Upon accepting my job offer with the team at Lead Candidate, I knew I had a lot to learn. This was a whole new world for me in a sector I’d previously only been in academically (and briefly at that). In my first 6 months I’ve learnt countless skills, built some really meaningful relationships, and learnt that the best way to make someone feel their age is to remind them that you probably weren’t born when they’re referencing some pre-1999 pop culture moment.
One of the things that struck me the most was the genuine excitement some people feel for the roles they work in. I feel I’m from a fairly cynical and cut-and-dry generation of graduates who mostly view working as a means to an end (i.e. £££). Thus, to have had some really eye-opening conversations with individuals who have such a refreshing view on how they navigate their career has really impacted the way I communicate with other people and myself.
Thankfully, I am beyond lucky that I’ve joined perhaps the best team I’ve worked with since I started working at 17. I joined Lead Candidate to make a team of 4, and consequently reduced the average office age by 3, (down to 32) and also doubled the number of women in the office (to 2). Our Head of Client Services , Tom, has continued to be ‘super mentor-y’ in providing his Recruitment 101 training sessions and when answering every single question I’ve ever had. These sessions were often followed by quizzes that reflected the ‘mind, body, and soul’ of recruitment. On a side note, if anyone can tell me what Tom might’ve meant by that I’d be grateful- I’m still at a loss.
Among all of the really positive experiences I’ve had so far, I’ve faced some obvious challenges.
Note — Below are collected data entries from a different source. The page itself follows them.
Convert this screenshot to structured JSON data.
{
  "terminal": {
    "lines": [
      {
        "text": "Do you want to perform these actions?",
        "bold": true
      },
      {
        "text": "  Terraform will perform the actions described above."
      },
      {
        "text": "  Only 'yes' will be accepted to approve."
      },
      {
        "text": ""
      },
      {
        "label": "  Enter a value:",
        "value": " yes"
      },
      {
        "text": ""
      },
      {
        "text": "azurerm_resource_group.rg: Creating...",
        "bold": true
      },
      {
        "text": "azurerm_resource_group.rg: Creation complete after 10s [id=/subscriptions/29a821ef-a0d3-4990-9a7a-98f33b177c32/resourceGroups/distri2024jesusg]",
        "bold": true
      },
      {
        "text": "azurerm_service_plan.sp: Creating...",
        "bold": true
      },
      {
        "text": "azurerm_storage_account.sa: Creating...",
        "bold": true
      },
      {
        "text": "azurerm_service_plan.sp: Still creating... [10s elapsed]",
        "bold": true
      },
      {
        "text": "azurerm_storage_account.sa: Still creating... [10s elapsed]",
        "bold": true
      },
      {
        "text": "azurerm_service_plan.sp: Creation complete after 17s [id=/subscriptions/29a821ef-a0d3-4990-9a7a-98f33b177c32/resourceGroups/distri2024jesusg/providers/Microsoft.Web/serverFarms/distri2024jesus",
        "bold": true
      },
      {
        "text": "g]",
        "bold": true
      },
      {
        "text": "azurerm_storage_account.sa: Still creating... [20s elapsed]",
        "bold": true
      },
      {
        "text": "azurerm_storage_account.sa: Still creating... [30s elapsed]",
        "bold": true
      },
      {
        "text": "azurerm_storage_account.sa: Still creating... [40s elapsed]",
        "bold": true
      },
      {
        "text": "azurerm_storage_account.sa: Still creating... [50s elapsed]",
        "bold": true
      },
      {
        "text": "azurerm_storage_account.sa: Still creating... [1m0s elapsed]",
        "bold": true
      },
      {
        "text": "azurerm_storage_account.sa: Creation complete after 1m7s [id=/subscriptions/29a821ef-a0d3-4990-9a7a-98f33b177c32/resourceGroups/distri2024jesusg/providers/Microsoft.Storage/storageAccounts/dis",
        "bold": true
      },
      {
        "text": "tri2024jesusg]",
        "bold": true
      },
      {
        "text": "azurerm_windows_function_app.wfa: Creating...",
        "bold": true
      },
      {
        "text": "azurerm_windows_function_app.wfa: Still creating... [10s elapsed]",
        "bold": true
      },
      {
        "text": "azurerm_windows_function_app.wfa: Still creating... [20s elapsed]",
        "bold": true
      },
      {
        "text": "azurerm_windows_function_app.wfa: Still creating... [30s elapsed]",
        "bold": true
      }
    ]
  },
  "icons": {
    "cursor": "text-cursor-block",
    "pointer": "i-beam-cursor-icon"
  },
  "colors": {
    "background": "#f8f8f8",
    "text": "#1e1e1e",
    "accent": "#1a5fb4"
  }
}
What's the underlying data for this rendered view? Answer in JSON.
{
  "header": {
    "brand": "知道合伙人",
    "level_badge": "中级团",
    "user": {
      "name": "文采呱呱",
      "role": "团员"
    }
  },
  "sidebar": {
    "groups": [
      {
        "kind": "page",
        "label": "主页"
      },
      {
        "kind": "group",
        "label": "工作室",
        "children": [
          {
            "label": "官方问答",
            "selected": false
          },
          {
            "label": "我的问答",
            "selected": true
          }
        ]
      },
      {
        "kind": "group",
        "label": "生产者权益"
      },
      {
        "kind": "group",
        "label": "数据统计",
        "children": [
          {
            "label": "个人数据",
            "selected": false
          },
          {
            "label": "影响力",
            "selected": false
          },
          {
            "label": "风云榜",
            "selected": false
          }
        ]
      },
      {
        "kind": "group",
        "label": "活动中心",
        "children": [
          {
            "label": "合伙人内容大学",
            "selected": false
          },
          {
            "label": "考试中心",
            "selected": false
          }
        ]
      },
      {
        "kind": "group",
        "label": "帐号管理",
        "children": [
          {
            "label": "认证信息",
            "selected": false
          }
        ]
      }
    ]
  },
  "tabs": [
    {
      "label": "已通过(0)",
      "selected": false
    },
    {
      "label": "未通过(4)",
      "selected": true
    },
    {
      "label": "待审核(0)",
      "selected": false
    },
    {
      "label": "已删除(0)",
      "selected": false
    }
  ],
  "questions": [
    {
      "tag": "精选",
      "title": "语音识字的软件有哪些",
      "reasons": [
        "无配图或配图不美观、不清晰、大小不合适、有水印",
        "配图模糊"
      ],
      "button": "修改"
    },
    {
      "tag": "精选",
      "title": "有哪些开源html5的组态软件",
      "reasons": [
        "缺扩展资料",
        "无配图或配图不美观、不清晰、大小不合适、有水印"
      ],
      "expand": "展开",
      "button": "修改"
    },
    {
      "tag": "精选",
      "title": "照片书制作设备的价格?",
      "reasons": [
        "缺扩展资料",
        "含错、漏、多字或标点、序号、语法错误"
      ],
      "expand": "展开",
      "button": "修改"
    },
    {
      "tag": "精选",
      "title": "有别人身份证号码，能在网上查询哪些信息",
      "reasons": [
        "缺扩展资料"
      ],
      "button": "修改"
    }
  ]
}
One of the more difficult things to get my head around was that each company looks for certain qualities that align with their specific culture and community. I’ve really tried to learn the niche method associated with doing this (and doing it well). I think it’ll be something that I pick up more as I go along, but I’ve found that having significant conversations with the hiring teams to really understand who they are looking for is key.
The Learning Curve
It’s no secret that traditional recruitment has got a bad rep. Like most recent graduates, I’ve had my fair share of contact with recruiters and I’ll admit I was happy to ghost them. When talking to my friends about recruiters, the common theme seemed to be that they consistently didn’t listen to what we were saying regarding career goals, no matter how much we were contacted (which was a lot)! So, when I came into contact with Lead Candidate the main thing I picked up on was the power of building positive, mutually-beneficial relationships.
During my first 6 months I have endeavored to practice what I preach, and fingers crossed, the people I’ve been talking to can vouch for that. I recently placed my first three candidates in a great company in roles that really allowed them to use their niche skill sets. On the back of making these placements, I received some really encouraging feedback from my clients emphasising how they really felt I was on their side during the whole process. I really hope to continue forming this sort of relationship with the people that I speak to.
My goal for my first 6 months was to place my first person within one of our brilliant partnership companies, which I did- times three. My next goal is to really start to build my own network of valuable contacts, and continue to make worthwhile connections with both clients and the team I’m so happy to be a part of. I’m getting better at truly trusting my gut- something that has been emphasised as invaluable during my time so far, and I’m actively working at finding my voice within this vast industry.